Design/methodology/approach
A cross-sectional household survey was conducted among 424 smallholder farmers selected from five agro-ecosystems. A structured questionnaire was used to collect primary data and a review of literature and documents was used to collect secondary data. The study used a multivariate probit model to examine perception factors affecting the likelihood of adopting multiple CSA innovations. The dependent variables were eight CSA innovations, while the independent variables were crafted from the three pillars of CSA.
Findings
Major CSA innovations adopted by farmers include improved variety, crop residue management, crop rotation, compost, row planting, soil and water conservation, intercropping and agroforestry. Farmers’ perception toward CSA innovations includes: CSA innovations sustainably increase productivity and income; enhance soil fertility; diversify livestock feed and energy sources; reduce soil erosion, weed infestation and crop failure; enhance soil organic matter, reduce chemical fertilizer use and rehabilitate land.
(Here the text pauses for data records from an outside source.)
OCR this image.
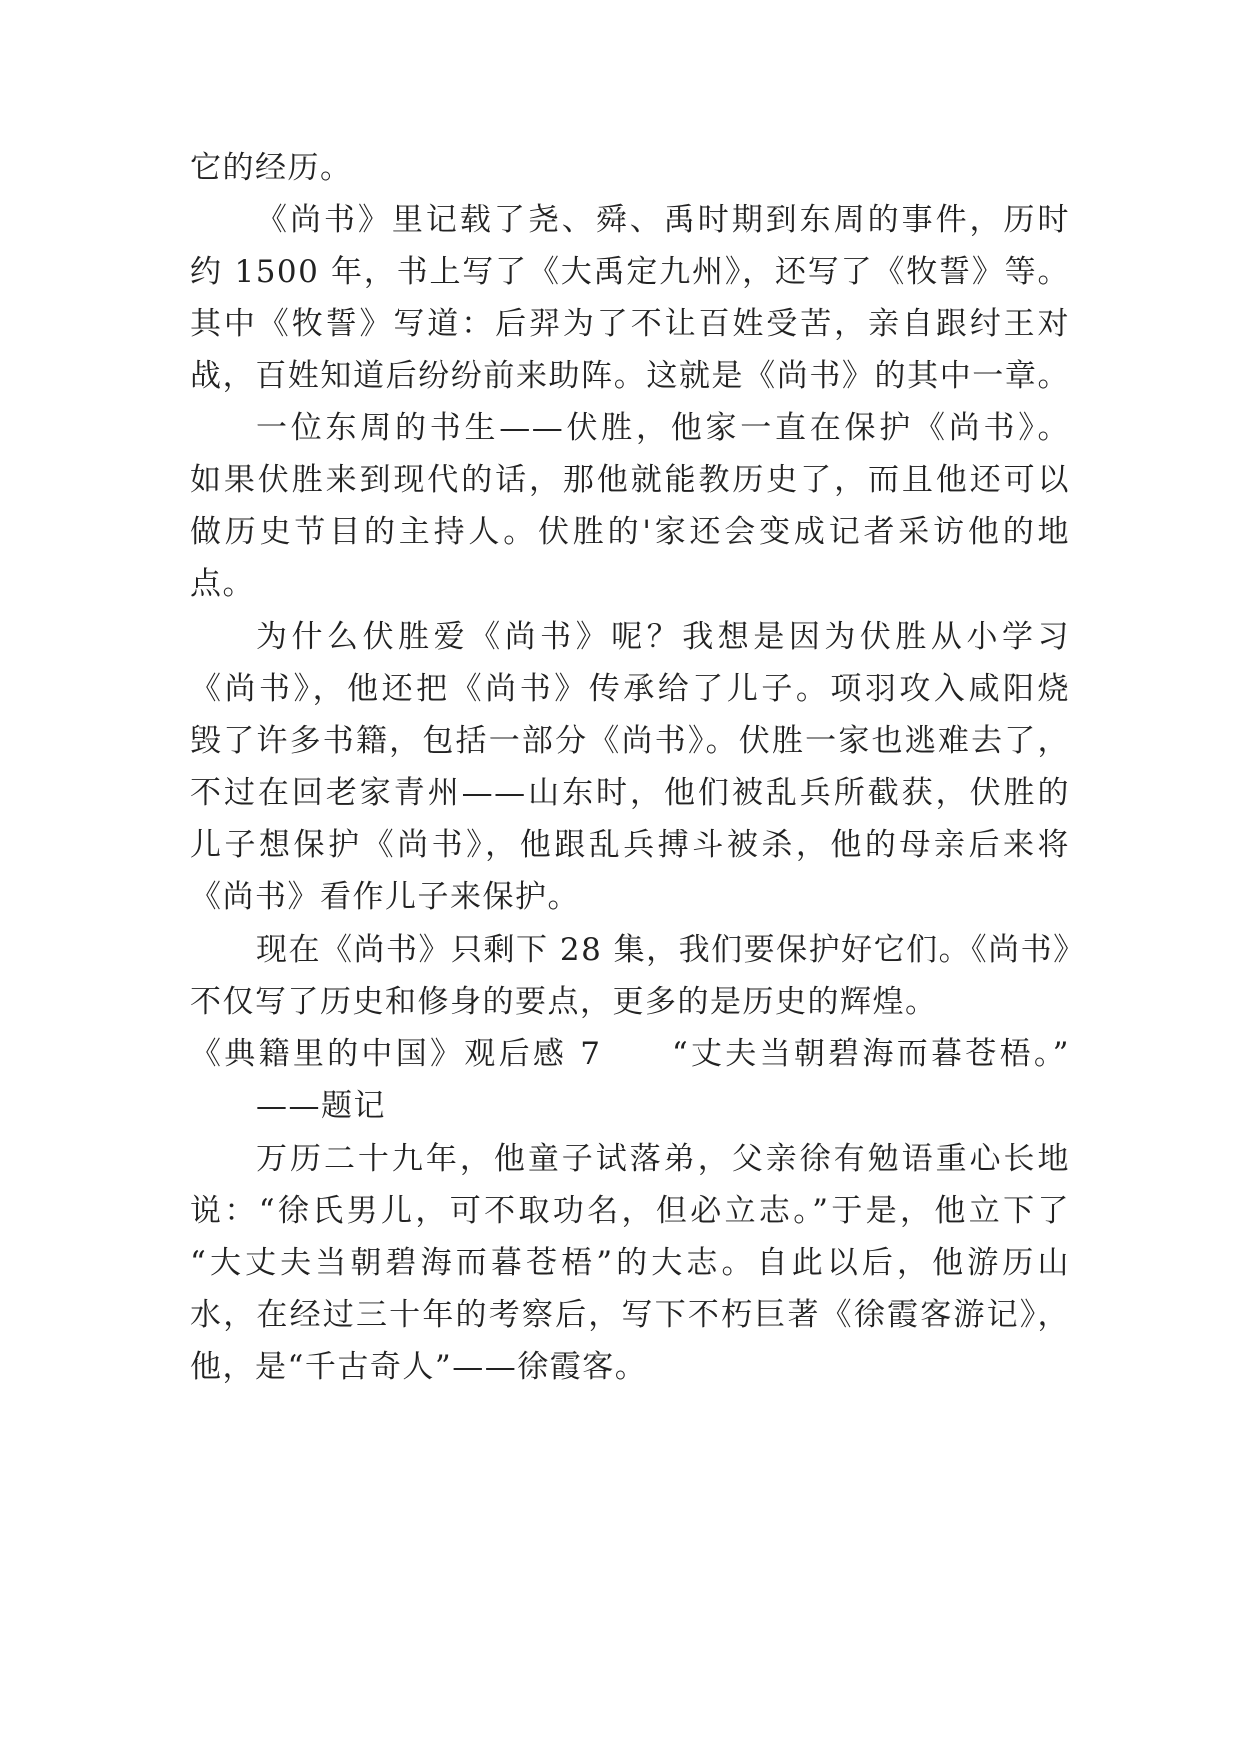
它的经历。
《尚书》里记载了尧、舜、禹时期到东周的事件，历时
约 1500 年，书上写了《大禹定九州》，还写了《牧誓》等。
其中《牧誓》写道：后羿为了不让百姓受苦，亲自跟纣王对
战，百姓知道后纷纷前来助阵。这就是《尚书》的其中一章。
一位东周的书生——伏胜，他家一直在保护《尚书》。
如果伏胜来到现代的话，那他就能教历史了，而且他还可以
做历史节目的主持人。伏胜的'家还会变成记者采访他的地
点。
为什么伏胜爱《尚书》呢？我想是因为伏胜从小学习
《尚书》，他还把《尚书》传承给了儿子。项羽攻入咸阳烧
毁了许多书籍，包括一部分《尚书》。伏胜一家也逃难去了，
不过在回老家青州——山东时，他们被乱兵所截获，伏胜的
儿子想保护《尚书》，他跟乱兵搏斗被杀，他的母亲后来将
《尚书》看作儿子来保护。
现在《尚书》只剩下 28 集，我们要保护好它们。《尚书》
不仅写了历史和修身的要点，更多的是历史的辉煌。
《典籍里的中国》观后感 7　　“丈夫当朝碧海而暮苍梧。”
——题记
万历二十九年，他童子试落弟，父亲徐有勉语重心长地
说：“徐氏男儿，可不取功名，但必立志。”于是，他立下了
“大丈夫当朝碧海而暮苍梧”的大志。自此以后，他游历山
水，在经过三十年的考察后，写下不朽巨著《徐霞客游记》，
他，是“千古奇人”——徐霞客。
Farmers’ positive perceptions of the benefits of CSA innovations for increasing crop productivity, reducing agricultural vulnerability to climate change and lowering farm greenhouse gas emissions have boosted adoption.
Practical implications
Farmers’ perceptions toward CSA innovations must be enhanced to increase the adoption of CSA innovations in the smallholder agriculture system. The CSA innovation scale-up strategies should focus on farmers’ perception of CSA innovation benefits toward food security, climate change adaption and mitigation outcomes. Awareness of CSA needs the close collaboration of public extension as well as local institutions such as farmers’ training centers.
Originality/value
The study adopts a multivariate probit model that models farmers’ simultaneous CSA innovation choices. Hence, this study contributes to the literature in four significant areas. First, it argues for differential treatment of the perception of smallholder farmers about innovations is needed. Second, it recognizes the interdependence of the adoption of innovations. Third, it directly assesses the farmers’ perception, while others use proxies to measure it. Finally, there are limited or no studies that address the perception of innovations within the lens of adopter perception theory.